The £11bn merger of Standard Life and Aberdeen Asset Management has triggered a fees bonanza of nearly £100m for bankers, lawyers and other advisers.

The two Scottish companies plan to join forces to create one of the largest fund managers in the world, with £660bn of savers’ cash on its

books. About 800 of the 9,000 jobs at the combined group are set to be axed.

But the deal, which looks likely to be approved by shareholde­rs, has also generated a windfall for advisers who will scoop a total of £97m, according to documents published last night.

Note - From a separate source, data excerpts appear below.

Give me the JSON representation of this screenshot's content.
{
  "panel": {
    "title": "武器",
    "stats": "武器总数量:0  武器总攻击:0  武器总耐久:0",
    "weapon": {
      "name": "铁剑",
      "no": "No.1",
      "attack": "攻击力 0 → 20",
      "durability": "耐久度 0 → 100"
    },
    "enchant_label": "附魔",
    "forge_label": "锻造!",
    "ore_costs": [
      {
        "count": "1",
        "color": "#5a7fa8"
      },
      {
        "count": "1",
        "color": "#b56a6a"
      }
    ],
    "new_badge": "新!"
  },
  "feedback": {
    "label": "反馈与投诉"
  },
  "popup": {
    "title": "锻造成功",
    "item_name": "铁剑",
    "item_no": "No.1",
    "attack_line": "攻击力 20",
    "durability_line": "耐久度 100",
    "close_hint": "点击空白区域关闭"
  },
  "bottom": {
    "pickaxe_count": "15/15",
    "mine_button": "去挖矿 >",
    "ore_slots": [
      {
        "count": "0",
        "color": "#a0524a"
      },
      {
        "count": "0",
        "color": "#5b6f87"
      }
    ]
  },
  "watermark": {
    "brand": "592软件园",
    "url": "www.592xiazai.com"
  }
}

Standard Life is on the hook for £60.8m, with £26m going to bankers at Goldman Sachs and Fenchurch Advisory Partners.

Goldman high-flyer Mark Sorrell – the son of advertisin­g guru Sir Martin Sorrell, the £495m chief executive of WPP – is among those who worked on the deal and will share the windfall.

Standard Life is also paying £8.1m for legal advice, including from Slaughter and May, £1.9m to accountant­s and even £1.8m on public relations.

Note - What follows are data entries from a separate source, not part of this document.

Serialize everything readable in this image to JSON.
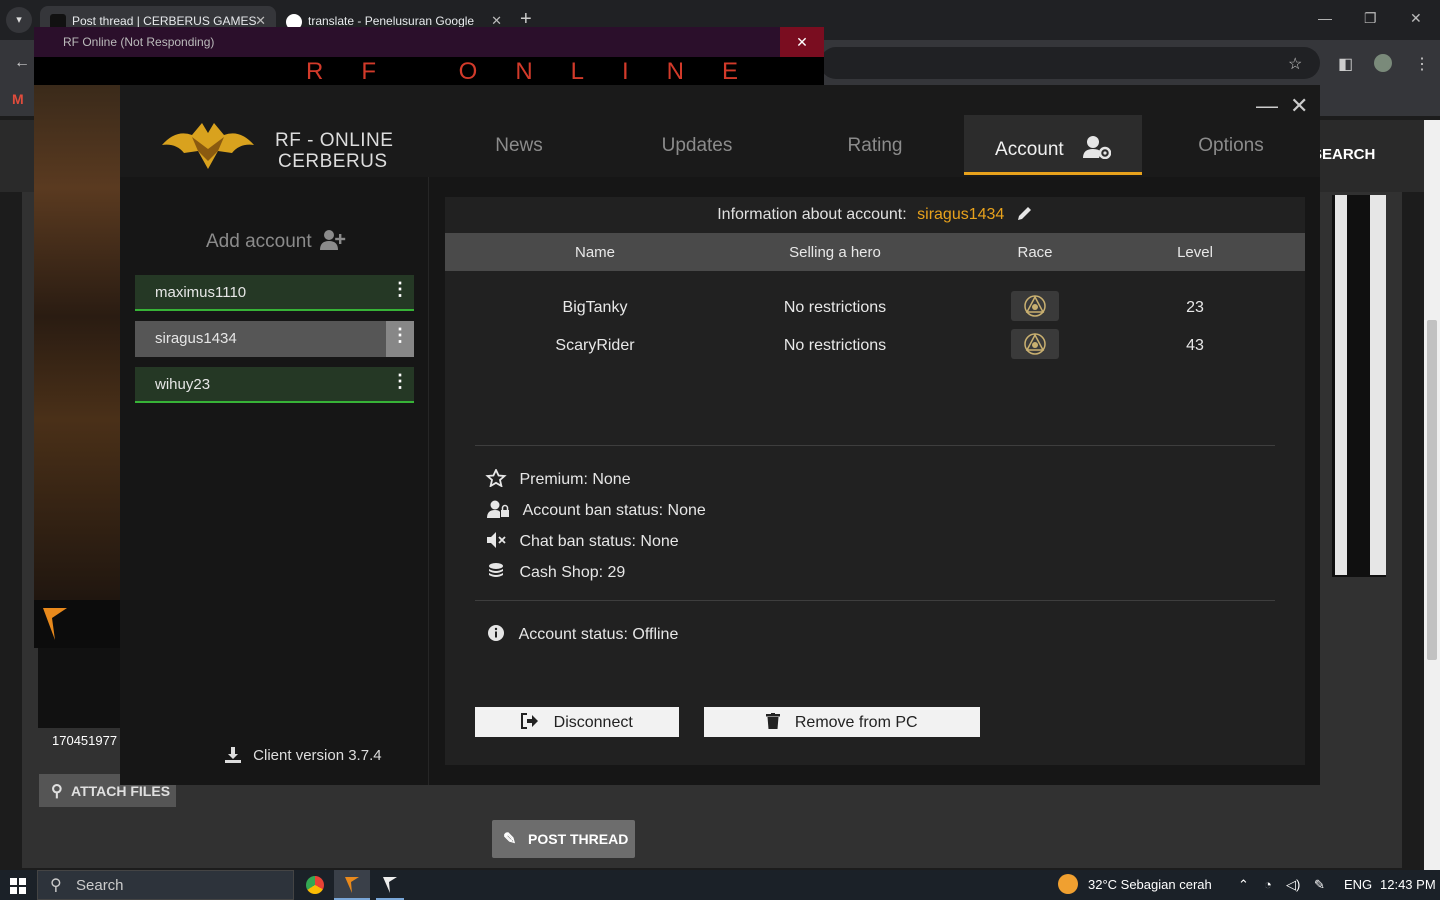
{
  "browser": {
    "tabs": [
      {
        "title": "Post thread | CERBERUS GAMES",
        "active": true
      },
      {
        "title": "translate - Penelusuran Google",
        "active": false
      }
    ],
    "new_tab": "+"
  },
  "website": {
    "search_label": "SEARCH",
    "attach_files": "ATTACH FILES",
    "post_thread": "POST THREAD",
    "thumbnail_caption": "170451977"
  },
  "game_window": {
    "title": "RF Online (Not Responding)",
    "logo_text": "RF ONLINE"
  },
  "launcher": {
    "brand": {
      "line1": "RF - ONLINE",
      "line2": "CERBERUS"
    },
    "nav": [
      {
        "label": "News",
        "active": false
      },
      {
        "label": "Updates",
        "active": false
      },
      {
        "label": "Rating",
        "active": false
      },
      {
        "label": "Account",
        "active": true
      },
      {
        "label": "Options",
        "active": false
      }
    ],
    "sidebar": {
      "add_account": "Add account",
      "accounts": [
        {
          "name": "maximus1110",
          "state": "green"
        },
        {
          "name": "siragus1434",
          "state": "selected"
        },
        {
          "name": "wihuy23",
          "state": "green"
        }
      ],
      "client_version": "Client version 3.7.4"
    },
    "account_panel": {
      "info_label": "Information about account:",
      "account_name": "siragus1434",
      "columns": [
        "Name",
        "Selling a hero",
        "Race",
        "Level"
      ],
      "rows": [
        {
          "name": "BigTanky",
          "selling": "No restrictions",
          "race_icon": "race-emblem-icon",
          "level": "23"
        },
        {
          "name": "ScaryRider",
          "selling": "No restrictions",
          "race_icon": "race-emblem-icon",
          "level": "43"
        }
      ],
      "stats": [
        {
          "icon": "star-icon",
          "text": "Premium: None"
        },
        {
          "icon": "user-lock-icon",
          "text": "Account ban status: None"
        },
        {
          "icon": "mute-icon",
          "text": "Chat ban status: None"
        },
        {
          "icon": "coins-icon",
          "text": "Cash Shop: 29"
        }
      ],
      "status": {
        "icon": "info-icon",
        "text": "Account status: Offline"
      },
      "buttons": {
        "disconnect": "Disconnect",
        "remove": "Remove from PC"
      }
    },
    "accent_color": "#e8a21c"
  },
  "taskbar": {
    "search": "Search",
    "weather": "32°C  Sebagian cerah",
    "language": "ENG",
    "time": "12:43 PM"
  }
}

Aberdeen is paying its bankers and brokers, including JP Morgan Cazenove, Credit Suisse and Securities, £27.5m while its lawyers are getting £7.5m. The firm is on the hook for a further £500,000 for PR advice and £400,000 for its accountant­s.

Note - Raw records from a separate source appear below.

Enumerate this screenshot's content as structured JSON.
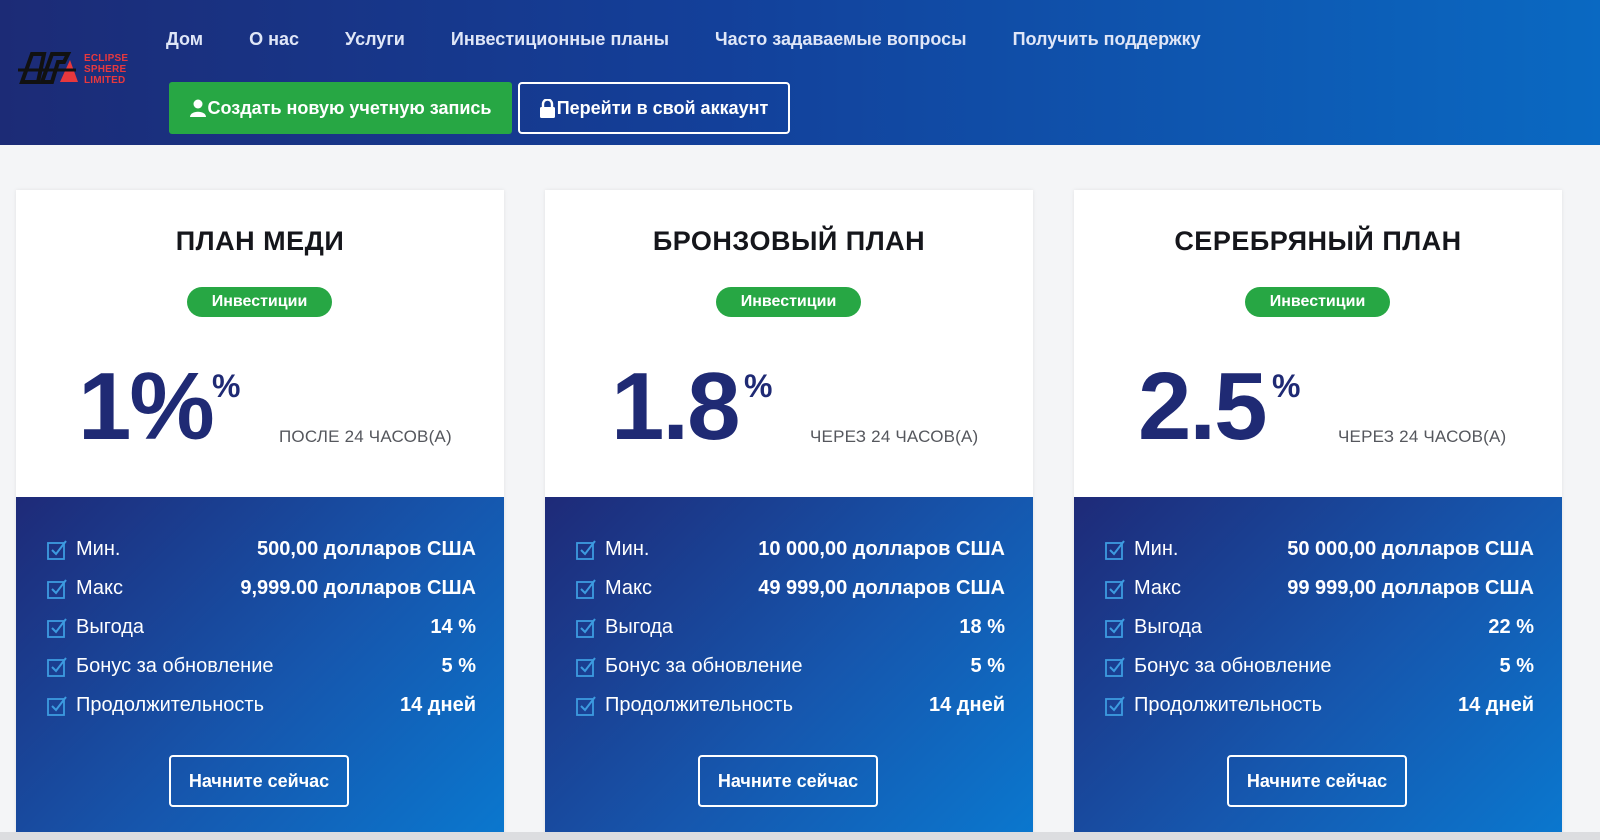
{
  "logo": {
    "lines": [
      "ECLIPSE",
      "SPHERE",
      "LIMITED"
    ],
    "colors": {
      "mark": "#111111",
      "accent": "#e8383d"
    }
  },
  "nav": {
    "items": [
      {
        "label": "Дом"
      },
      {
        "label": "О нас"
      },
      {
        "label": "Услуги"
      },
      {
        "label": "Инвестиционные планы"
      },
      {
        "label": "Часто задаваемые вопросы"
      },
      {
        "label": "Получить поддержку"
      }
    ]
  },
  "header": {
    "create_account_label": "Создать новую учетную запись",
    "create_account_icon": "user-icon",
    "login_label": "Перейти в свой аккаунт",
    "login_icon": "lock-icon"
  },
  "colors": {
    "header_start": "#1c2b76",
    "header_end": "#0a69c2",
    "green": "#27a744",
    "rate_blue": "#1f2a74"
  },
  "plans": [
    {
      "title": "ПЛАН МЕДИ",
      "badge": "Инвестиции",
      "rate": "1%",
      "rate_suffix": "%",
      "period": "ПОСЛЕ 24 ЧАСОВ(А)",
      "rows": [
        {
          "label": "Мин.",
          "value": "500,00 долларов США"
        },
        {
          "label": "Макс",
          "value": "9,999.00 долларов США"
        },
        {
          "label": "Выгода",
          "value": "14 %"
        },
        {
          "label": "Бонус за обновление",
          "value": "5 %"
        },
        {
          "label": "Продолжительность",
          "value": "14 дней"
        }
      ],
      "button": "Начните сейчас"
    },
    {
      "title": "БРОНЗОВЫЙ ПЛАН",
      "badge": "Инвестиции",
      "rate": "1.8",
      "rate_suffix": "%",
      "period": "ЧЕРЕЗ 24 ЧАСОВ(А)",
      "rows": [
        {
          "label": "Мин.",
          "value": "10 000,00 долларов США"
        },
        {
          "label": "Макс",
          "value": "49 999,00 долларов США"
        },
        {
          "label": "Выгода",
          "value": "18 %"
        },
        {
          "label": "Бонус за обновление",
          "value": "5 %"
        },
        {
          "label": "Продолжительность",
          "value": "14 дней"
        }
      ],
      "button": "Начните сейчас"
    },
    {
      "title": "СЕРЕБРЯНЫЙ ПЛАН",
      "badge": "Инвестиции",
      "rate": "2.5",
      "rate_suffix": "%",
      "period": "ЧЕРЕЗ 24 ЧАСОВ(А)",
      "rows": [
        {
          "label": "Мин.",
          "value": "50 000,00 долларов США"
        },
        {
          "label": "Макс",
          "value": "99 999,00 долларов США"
        },
        {
          "label": "Выгода",
          "value": "22 %"
        },
        {
          "label": "Бонус за обновление",
          "value": "5 %"
        },
        {
          "label": "Продолжительность",
          "value": "14 дней"
        }
      ],
      "button": "Начните сейчас"
    }
  ]
}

The documents also revealed that the combined company will be called Standard Life Aberdeen and will be headquarte­red in Scotland with offices around the world.

Standard Life chairman Sir Gerry Grimstone, 67, will retain the position in the combined group with his counterpar­t at Aberdeen, 63-year-old Simon Troughton, becoming deputy chairman.

Keith Skeoch, 60, and 61-year- old Martin Gilbert, chief executives of Standard Life and Aberdeen respective­ly, will become co-chief executives – a power- sharing arrangemen­t that has raised eyebrows among investors worried it will end in disaster.

Bosses expect to save £200m a year from combining office functions in the merger. But they believe there will be one-off costs of £320m. Pay details for Skeoch and Gilbert from 2018 are yet to be revealed, and will be voted on by shareholde­rs at Standard Life’s annual meeting next year.

Gilbert and his family own 183,865 shares in Aberdeen, which will be worth £527,692 when they are converted into Standard Life stock after the deal completes. he will also get up to 3.2m shares if he hits targets under various bonus schemes, worth another £9.1m. Skeoch’s family has 2.3m shares in Standard Life, which were worth £8.9m at the time of the deal, along with up to 3.2m more worth another £12.3m if he hits targets. Star fund managers are expected to share a £35m bonus pot if the deal goes ahead as the firms battle to stop them leaving. This cash will be used to keep big-name staff on board, with payouts due when the deal completes. But not all managers will get the cash and it remains unclear who will lose out.